February 2000


The first Magic Penny Award was given to Malvina Reynolds by the Children's Music Network, a national organization of musicians, songwriters, teachers, parents and children, on October 17, 1999 at the CMN annual National Gathering near Petaluma, California. The award will be given every year to someone who has made an outstanding contribution to children's music. It is named after Malvina's song, “Magic Penny,” which says, “Love is something, if you give it away, you end up having more.” I accepted the award on her behalf. It is embodied in a ceramic pot decorated with children playing among large musical notes. Inside the pot was a velvet bag with one hundred pennies to give away. It was made by 14-year-old Eliza Durgan, a New York potter, and it charmed the socks off everybody at the gathering.

The ceremony was followed by a tribute to Malvina Reynolds by Bay Area children's performers Nancy Raven, Faith Petric, and Gary Lapow, with Marcia Berman joining from Los Angeles. I led off with these words from a children's music workshop Malvina gave in 1977, using them to introduce her song, “I Cannot Sleep:”

I don't think of myself primarily as a writer of children's songs. In fact, I tend to avoid that title, because the first thought is, you know, this nice old grandma who makes cookies and sings for kids, and that's not my character at all. I have a very acid edge toward many aspects of modern life, and I'm pretty outspoken about it. I don't mind crossing swords with people when I disagree with them, and I'm not your nice old grandma. However, I always make it clear that the reason I have this sharp cutting edge is because I do care for people. I care about children, and I think the world is ripping them off, taking away their natural environment and much more than that‹the natural progression of their tradition‹ and leaving them stripped, uneasy, uncomfortable, and in deep trouble, and it's because of that that I'm so sharp.
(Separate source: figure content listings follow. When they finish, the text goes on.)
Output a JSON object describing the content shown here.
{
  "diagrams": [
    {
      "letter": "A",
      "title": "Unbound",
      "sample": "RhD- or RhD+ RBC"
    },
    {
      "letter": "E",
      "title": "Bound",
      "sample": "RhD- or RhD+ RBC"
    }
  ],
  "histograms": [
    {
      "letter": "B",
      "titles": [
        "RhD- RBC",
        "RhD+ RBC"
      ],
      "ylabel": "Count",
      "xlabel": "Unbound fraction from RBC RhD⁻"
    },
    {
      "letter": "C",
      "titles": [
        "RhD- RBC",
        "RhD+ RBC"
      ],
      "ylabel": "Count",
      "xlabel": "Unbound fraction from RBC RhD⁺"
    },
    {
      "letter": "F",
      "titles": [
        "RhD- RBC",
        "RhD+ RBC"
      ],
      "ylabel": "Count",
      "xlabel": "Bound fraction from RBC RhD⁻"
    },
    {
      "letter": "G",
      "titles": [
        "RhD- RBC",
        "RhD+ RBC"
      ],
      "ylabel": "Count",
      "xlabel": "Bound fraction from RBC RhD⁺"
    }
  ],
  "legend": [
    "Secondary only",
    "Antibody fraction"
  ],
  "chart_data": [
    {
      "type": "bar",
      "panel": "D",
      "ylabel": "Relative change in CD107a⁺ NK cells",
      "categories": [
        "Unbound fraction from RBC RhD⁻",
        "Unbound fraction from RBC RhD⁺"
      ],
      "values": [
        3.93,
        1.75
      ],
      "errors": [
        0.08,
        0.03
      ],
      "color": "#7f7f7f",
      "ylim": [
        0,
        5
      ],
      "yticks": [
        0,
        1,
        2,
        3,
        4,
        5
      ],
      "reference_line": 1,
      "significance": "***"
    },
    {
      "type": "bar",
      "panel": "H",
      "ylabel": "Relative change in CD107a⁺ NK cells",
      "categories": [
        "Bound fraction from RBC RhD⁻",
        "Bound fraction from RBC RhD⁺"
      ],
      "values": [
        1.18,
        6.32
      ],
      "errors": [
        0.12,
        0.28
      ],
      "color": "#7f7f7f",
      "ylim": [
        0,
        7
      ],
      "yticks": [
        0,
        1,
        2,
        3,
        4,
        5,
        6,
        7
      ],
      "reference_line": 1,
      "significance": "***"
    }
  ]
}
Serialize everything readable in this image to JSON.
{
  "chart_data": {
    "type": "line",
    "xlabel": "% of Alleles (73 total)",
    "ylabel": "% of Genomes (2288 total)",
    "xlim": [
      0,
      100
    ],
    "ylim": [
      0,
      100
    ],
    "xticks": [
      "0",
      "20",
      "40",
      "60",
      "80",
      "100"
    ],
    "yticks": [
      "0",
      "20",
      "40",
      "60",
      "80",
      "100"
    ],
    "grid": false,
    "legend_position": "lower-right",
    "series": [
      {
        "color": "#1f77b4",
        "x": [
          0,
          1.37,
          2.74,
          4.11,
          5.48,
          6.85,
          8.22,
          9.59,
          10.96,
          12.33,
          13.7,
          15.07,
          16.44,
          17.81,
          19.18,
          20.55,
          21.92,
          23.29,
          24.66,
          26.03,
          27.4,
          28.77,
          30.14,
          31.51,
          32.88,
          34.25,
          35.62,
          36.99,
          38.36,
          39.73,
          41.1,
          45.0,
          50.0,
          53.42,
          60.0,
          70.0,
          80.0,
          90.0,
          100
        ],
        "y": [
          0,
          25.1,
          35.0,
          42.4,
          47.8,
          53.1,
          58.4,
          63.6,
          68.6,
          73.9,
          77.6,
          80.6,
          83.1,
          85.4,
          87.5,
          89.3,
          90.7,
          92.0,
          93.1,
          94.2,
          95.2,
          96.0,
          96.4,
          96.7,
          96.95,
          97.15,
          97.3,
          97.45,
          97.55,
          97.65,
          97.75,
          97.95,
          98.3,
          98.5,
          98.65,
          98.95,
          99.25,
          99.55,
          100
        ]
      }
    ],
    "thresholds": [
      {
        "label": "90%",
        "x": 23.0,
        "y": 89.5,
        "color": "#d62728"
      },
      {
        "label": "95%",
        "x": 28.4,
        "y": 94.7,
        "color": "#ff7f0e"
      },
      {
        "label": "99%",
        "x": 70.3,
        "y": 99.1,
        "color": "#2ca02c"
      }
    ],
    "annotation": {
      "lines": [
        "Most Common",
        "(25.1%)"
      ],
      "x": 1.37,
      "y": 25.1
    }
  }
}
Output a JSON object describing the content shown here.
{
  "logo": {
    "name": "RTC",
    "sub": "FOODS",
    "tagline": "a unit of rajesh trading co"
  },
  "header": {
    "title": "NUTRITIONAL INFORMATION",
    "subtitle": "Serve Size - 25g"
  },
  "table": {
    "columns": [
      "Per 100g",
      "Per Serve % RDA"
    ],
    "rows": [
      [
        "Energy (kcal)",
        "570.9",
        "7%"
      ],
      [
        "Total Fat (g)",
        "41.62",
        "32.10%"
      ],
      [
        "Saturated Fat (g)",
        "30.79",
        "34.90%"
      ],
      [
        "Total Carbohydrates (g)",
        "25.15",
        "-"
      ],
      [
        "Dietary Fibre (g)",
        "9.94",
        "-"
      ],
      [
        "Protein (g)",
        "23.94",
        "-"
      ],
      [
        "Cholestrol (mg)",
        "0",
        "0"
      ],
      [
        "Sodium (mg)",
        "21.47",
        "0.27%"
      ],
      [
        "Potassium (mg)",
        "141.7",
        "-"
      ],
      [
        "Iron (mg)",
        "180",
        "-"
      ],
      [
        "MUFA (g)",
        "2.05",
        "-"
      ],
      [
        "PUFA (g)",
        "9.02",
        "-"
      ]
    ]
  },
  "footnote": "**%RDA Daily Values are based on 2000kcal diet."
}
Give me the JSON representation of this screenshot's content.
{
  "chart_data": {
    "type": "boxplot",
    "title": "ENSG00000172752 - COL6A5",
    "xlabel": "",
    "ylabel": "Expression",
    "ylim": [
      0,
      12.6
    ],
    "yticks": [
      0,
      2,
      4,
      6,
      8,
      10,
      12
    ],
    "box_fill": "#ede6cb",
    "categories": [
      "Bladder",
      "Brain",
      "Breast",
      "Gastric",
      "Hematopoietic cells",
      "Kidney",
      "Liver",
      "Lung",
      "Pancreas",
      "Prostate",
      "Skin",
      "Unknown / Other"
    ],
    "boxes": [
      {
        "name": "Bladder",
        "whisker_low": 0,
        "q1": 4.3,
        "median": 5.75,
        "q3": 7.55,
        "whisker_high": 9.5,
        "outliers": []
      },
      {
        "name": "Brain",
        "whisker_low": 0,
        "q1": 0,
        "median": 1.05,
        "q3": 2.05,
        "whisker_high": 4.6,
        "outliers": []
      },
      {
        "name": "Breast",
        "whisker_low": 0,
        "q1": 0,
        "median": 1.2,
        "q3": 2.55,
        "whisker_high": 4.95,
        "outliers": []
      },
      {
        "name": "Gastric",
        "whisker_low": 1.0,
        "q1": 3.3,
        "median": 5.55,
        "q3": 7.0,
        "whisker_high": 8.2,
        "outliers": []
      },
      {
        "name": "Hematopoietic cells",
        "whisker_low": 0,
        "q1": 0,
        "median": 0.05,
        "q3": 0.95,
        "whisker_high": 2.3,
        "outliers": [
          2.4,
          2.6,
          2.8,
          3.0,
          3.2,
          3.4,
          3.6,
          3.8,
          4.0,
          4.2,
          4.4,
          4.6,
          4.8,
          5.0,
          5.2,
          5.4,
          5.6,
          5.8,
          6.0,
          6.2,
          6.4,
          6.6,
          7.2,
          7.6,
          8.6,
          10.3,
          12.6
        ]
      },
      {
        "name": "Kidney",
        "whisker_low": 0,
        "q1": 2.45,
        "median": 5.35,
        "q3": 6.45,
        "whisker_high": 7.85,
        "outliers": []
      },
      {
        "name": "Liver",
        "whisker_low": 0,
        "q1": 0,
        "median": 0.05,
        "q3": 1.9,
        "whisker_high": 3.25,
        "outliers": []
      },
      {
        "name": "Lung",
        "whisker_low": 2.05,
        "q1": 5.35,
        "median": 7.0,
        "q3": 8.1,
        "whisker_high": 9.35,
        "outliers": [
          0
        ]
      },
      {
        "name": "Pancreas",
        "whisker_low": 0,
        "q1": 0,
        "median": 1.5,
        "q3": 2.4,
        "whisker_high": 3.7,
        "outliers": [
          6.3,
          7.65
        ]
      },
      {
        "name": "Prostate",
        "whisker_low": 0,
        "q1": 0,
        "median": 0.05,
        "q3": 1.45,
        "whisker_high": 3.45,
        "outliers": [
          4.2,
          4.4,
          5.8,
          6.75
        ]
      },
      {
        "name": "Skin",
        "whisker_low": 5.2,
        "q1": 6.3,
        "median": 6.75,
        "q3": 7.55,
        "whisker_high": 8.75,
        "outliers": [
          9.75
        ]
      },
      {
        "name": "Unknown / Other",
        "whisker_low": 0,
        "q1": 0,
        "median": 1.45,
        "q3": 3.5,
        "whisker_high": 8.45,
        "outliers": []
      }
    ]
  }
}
I'm writing a feature article on Malvina for the Spring issue of Pass It On, the magazine of the Children's Music Network. I'm using several quotes from a radio interview she did at the time of that workshop. Here's a quote that says something I heard her say many times, in different ways:

Now, the spoken voice has rhythm and a kind of preliminary ...melody line, and that's why we have national music, because the music takes its rhythms and tunes from the spoken language. That's why it's so hard to translate songs....When children are playing or talking, they're often singing, and you can pick up on something like that and turn it into a song. They love it, but they do it themselves. They'll say, “Haha, look what you did!” and there's a little song, or, “Maaama--I don't want it,” and you've got a song.


As is perfectly normal with recording projects, the two compilation Malvina CDs being produced by Smithsonian/Folkways will not be released in March, but later. One will be out in May and the other will follow. Rosalie Sorrels has sent in her liner notes, we are sending in color photographs for the covers, and all will come together in due time.


Rosalie has finished the studio work on her own album of Malvina songs and still hopes for a March release date from Red House Records. The album will definitely be ready for a birthday/album-celebration party Rosalie is cooking up for the Freight & Salvage Coffee House in Berkeley on Malvina's hundredth birthday, August 23, 2000. Save the date! Nina Gerber and others involved in the album will be on hand. Freight & Salvage


The half-hour documentary about Malvina by Susan Wengraf, is available from her on DVD. Send $20 to Susan Wengraf, 1404 LeRoy Ave., Berkeley, CA.94708.
Malvina loved the way she looked in this film. Sounds good, too!


Ross Altman and Sam Hinton will be doing a “Songs of Malvina Reynolds“ workshop at the Claremont Folk Festival (Claremont, California) on May 6.